First thread, so hello. Just started growing tank plants this year after my old 18W T8 died on my free 29g.

My first question is why is my Alternanthera Roseafolia growing a massive root system from the entire length of its stem?

See roots before:









And roots now:









Lastly, what is this plant? I had it written down, but I have since lost the paper. Sorry about the blurriness; my camera skills and this bowfront add up to terrible photos.


----------



## dr3167 (Feb 18, 2011)

Oh yeah. Tank specs:

Hardware --->
29Tall Bowfront (24x12x24inches)
24W T5HO x3 8 hours per day
DIY C02 2L (want pressurized just don't want to pay for it) ceramic counter/diffuser @ 1 Bubble per Second
C02 checker green to greenish yellow just before lights out, air stone for surface agitation at night

Ferts --->
Seachem Comprehensive half cap 2x per week
Seachem Excel 2x per week
Seachem Flourish Tabs
CaribSea eco Complete Substrate

Stuff I do --->
20% water changes weekly
Tank is not overstocked


----------



## Darkblade48 (Jan 28, 2008)

For your aerial roots problem, it could be that you are not giving enough fertilizers. You have a lot of light for your aquarium, and your fertilizing regimen does not seem to be following EI dosing amounts, so you are likely starving your plants.
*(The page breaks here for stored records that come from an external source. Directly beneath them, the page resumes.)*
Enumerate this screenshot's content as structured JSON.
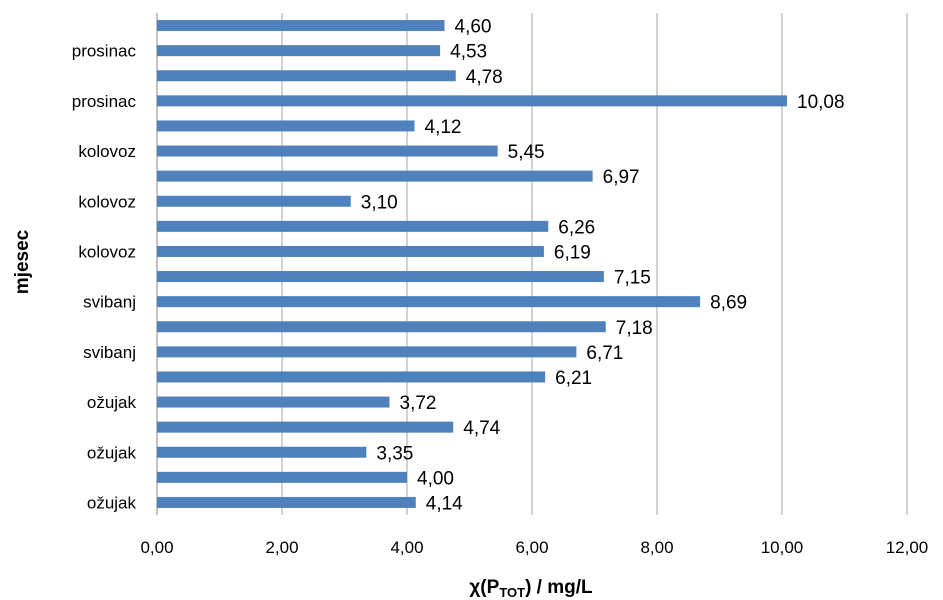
{
  "chart_data": {
    "type": "bar",
    "orientation": "horizontal",
    "color": "#4F81BD",
    "xlabel_main": "χ(P",
    "xlabel_sub": "TOT",
    "xlabel_rest": ") / mg/L",
    "ylabel": "mjesec",
    "xlim": [
      0,
      12
    ],
    "x_ticks": [
      "0,00",
      "2,00",
      "4,00",
      "6,00",
      "8,00",
      "10,00",
      "12,00"
    ],
    "grid": true,
    "categories": [
      "ožujak",
      "",
      "ožujak",
      "",
      "ožujak",
      "",
      "svibanj",
      "",
      "svibanj",
      "",
      "kolovoz",
      "",
      "kolovoz",
      "",
      "kolovoz",
      "",
      "prosinac",
      "",
      "prosinac",
      ""
    ],
    "values": [
      4.14,
      4.0,
      3.35,
      4.74,
      3.72,
      6.21,
      6.71,
      7.18,
      8.69,
      7.15,
      6.19,
      6.26,
      3.1,
      6.97,
      5.45,
      4.12,
      10.08,
      4.78,
      4.53,
      4.6
    ],
    "value_labels": [
      "4,14",
      "4,00",
      "3,35",
      "4,74",
      "3,72",
      "6,21",
      "6,71",
      "7,18",
      "8,69",
      "7,15",
      "6,19",
      "6,26",
      "3,10",
      "6,97",
      "5,45",
      "4,12",
      "10,08",
      "4,78",
      "4,53",
      "4,60"
    ]
  }
}
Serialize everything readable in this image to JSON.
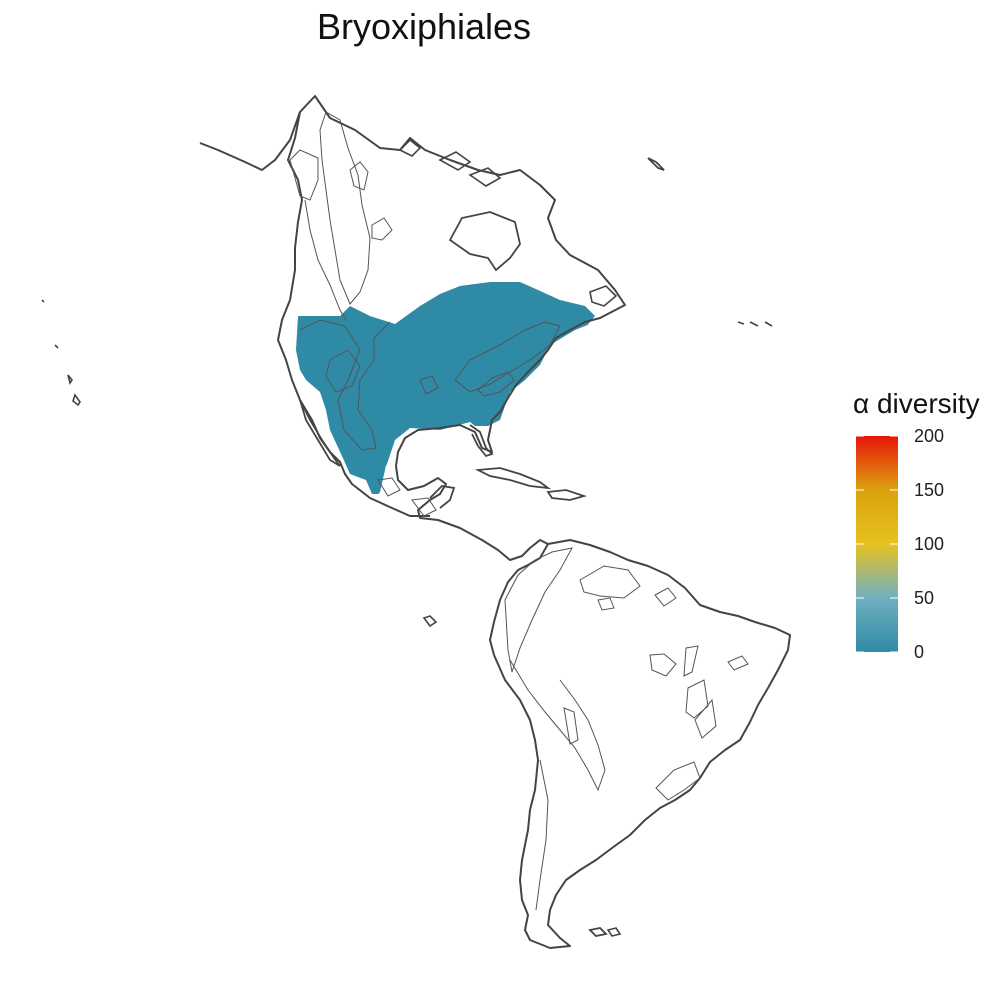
{
  "map": {
    "title": "Bryoxiphiales",
    "region": "Americas",
    "land_outline_color": "#444444",
    "biome_outline_color": "#555555",
    "background_color": "#ffffff",
    "presence_cell_color": "#2f8aa5"
  },
  "legend": {
    "title": "α diversity",
    "ticks": [
      "200",
      "150",
      "100",
      "50",
      "0"
    ],
    "tick_values": [
      200,
      150,
      100,
      50,
      0
    ],
    "min": 0,
    "max": 200,
    "gradient_stops": [
      {
        "value": 0,
        "color": "#2f8aa5"
      },
      {
        "value": 50,
        "color": "#6fb0c0"
      },
      {
        "value": 100,
        "color": "#e6c21f"
      },
      {
        "value": 150,
        "color": "#dba20f"
      },
      {
        "value": 200,
        "color": "#e8150a"
      }
    ]
  }
}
As for your plant ID, it appears to be _Hygrophila corymbosa_ 'compact'


----------



## dr3167 (Feb 18, 2011)

Ah, will have to research EI a little more. Thanks for your help.


----------



## chriscro (Dec 3, 2010)

some plants have roots throughout their system naturally, other plants even use these root systems to anchor to other objects within the tank and can even multiple this way.

nothing to worry about many of plants do it.


----------



## qwerty (Dec 15, 2009)

I was gonna say hygro. Corymbosa Compact as well. So +1 for that.


----------